I know, I know, I play it too.  

Wordle has taken the world by storm. With each day seeing over 2 million users and new ownership under the New York Times, the Brooklyn-based word puzzle game has become an international sensation.  

For those that don’t know, Wordle is a game in which users must solve a five-letter word puzzle. If the solution were “HUSKY,” and a player guessed “JUMPS,” the U would appear green, indicating that it is both included in the solution and in the correct position. The S would appear yellow, indicating that it is a part of the final word but not in the correct position, and the J, M and P would appear gray, indicating that they are not a part of the final word. Players have six guesses per day, and the word resets at midnight EST.  

The game was created by Josh Wardle, who designed the game for his girlfriend, a fellow coder, as a quick morning brain teaser. In January, Wardle sold Wordle to the New York Times for a number “in the low seven figures.” Since its inception, Wordle has seen massive success, going from fewer than 100 daily users in November to millions today.  
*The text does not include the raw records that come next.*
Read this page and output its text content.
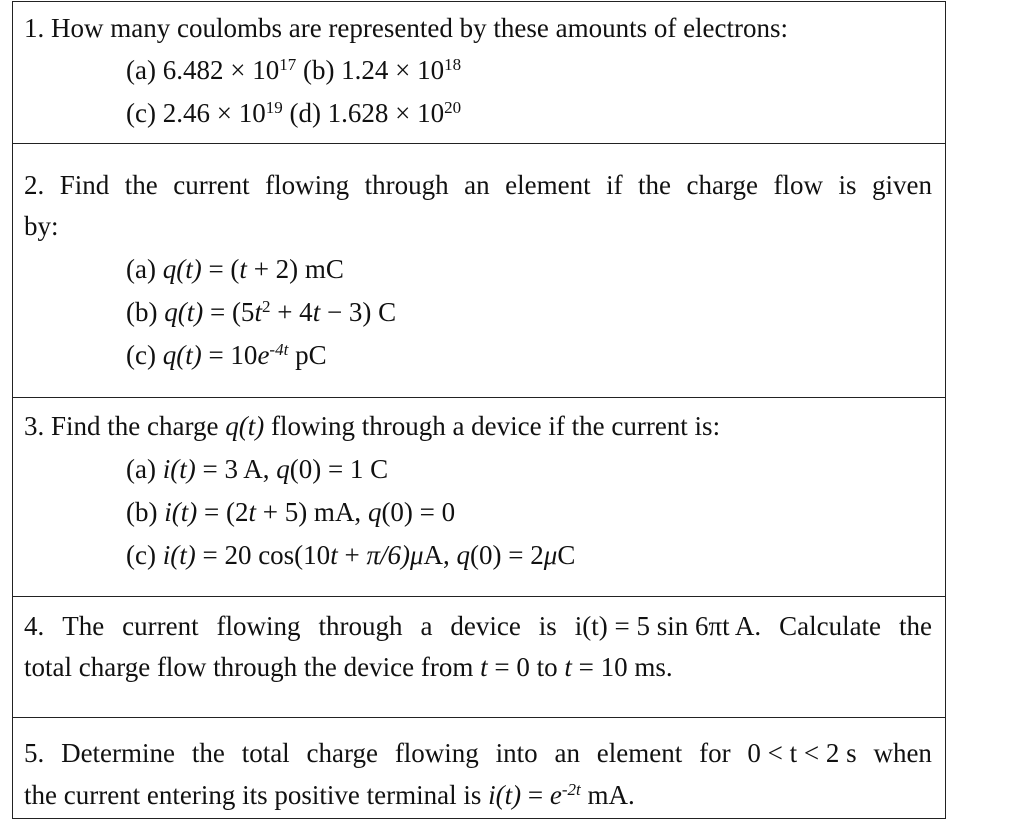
1. How many coulombs are represented by these amounts of electrons:
(a) $6.482 \times 10^{17}$ (b) $1.24 \times 10^{18}$
(c) $2.46 \times 10^{19}$ (d) $1.628 \times 10^{20}$
2. Find the current flowing through an element if the charge flow is given
by:
(a) q(t) = (t + 2) mC
(b) $q(t) = (5t^2 + 4t - 3)$ C
(c) $q(t) = 10e^{-4t}$ pC
3. Find the charge q(t) flowing through a device if the current is:
(a) i(t) = 3 A, q(0) = 1 C
(b) i(t) = (2t + 5) mA, q(0) = 0
(c) i(t) = 20 cos(10t + π/6)μA, q(0) = 2μC
4. The current flowing through a device is i(t) = 5 sin 6πt A. Calculate the
total charge flow through the device from t = 0 to t = 10 ms.
5. Determine the total charge flowing into an element for 0 < t < 2 s when
the current entering its positive terminal is $i(t) = e^{-2t}$ mA.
To many, Wordle is nothing more than a fun puzzle to start the day off with; to others, it’s a foundation for competition and a source of catharsis. Those who solve it in two or three attempts are filled with a sense of pride, and those who fail to solve the puzzle are viewed as intellectually inferior by those who did. Wordle has transcended into a construct of judgment, one which has transformed from an innocent puzzle to a metric for cognitive ability and social standing.  

A recent video on YouTube by 3Blue1Brown explained a computer program he created which sought to “solve” Wordle, presenting the most efficient first guess (for those wondering, it was “SALET”). Although an interesting glimpse into the world of information theory, the notion of “SALET” has severe implications on the very essence of the game itself, and it is through this that an underlying conflict begins to expose itself: winning versus learning.  

A phenomenon I would classify as similar to cheating in chess, the idea that one must optimize their Wordle guesses, and the very pressure that exists to do so, defeats the intended purpose of the game: to be fun, stress-free and nothing more. Rather than encouraging problem solving, Wordlians prefer an efficiency-based approach, one which minimizes their number of guesses in order to avoid public scrutiny.  

“Six guesses is embarrassing,” spoken in one’s best Regina George impression, has been a phrase everyone has heard either verbally or from their own internal narrative, and this simply shouldn’t be. Wordle has become toxic; users compete against each other in the name of winning rather than learning, rivalry rather than entertainment in what was once a game turned viral sensation.  

So how do we combat this? It has become increasingly clear that users’ intentions are directed at efficiency rather than problem solving, as is the case with most popularized games these days. However, there is still hope. For every chess grandmaster there is the casual player, much like how for every scholar there is the occasional reader in the same field. If efficiency is what you value when playing Wordle, wonderful, but this does not provide a rationale for the judgment of others who simply enjoy the game casually.  

To put it simply: make Wordle fun again, for the more laid back players, and for the fellow tryhards out there (I’m talking to you, Owen, you bloke).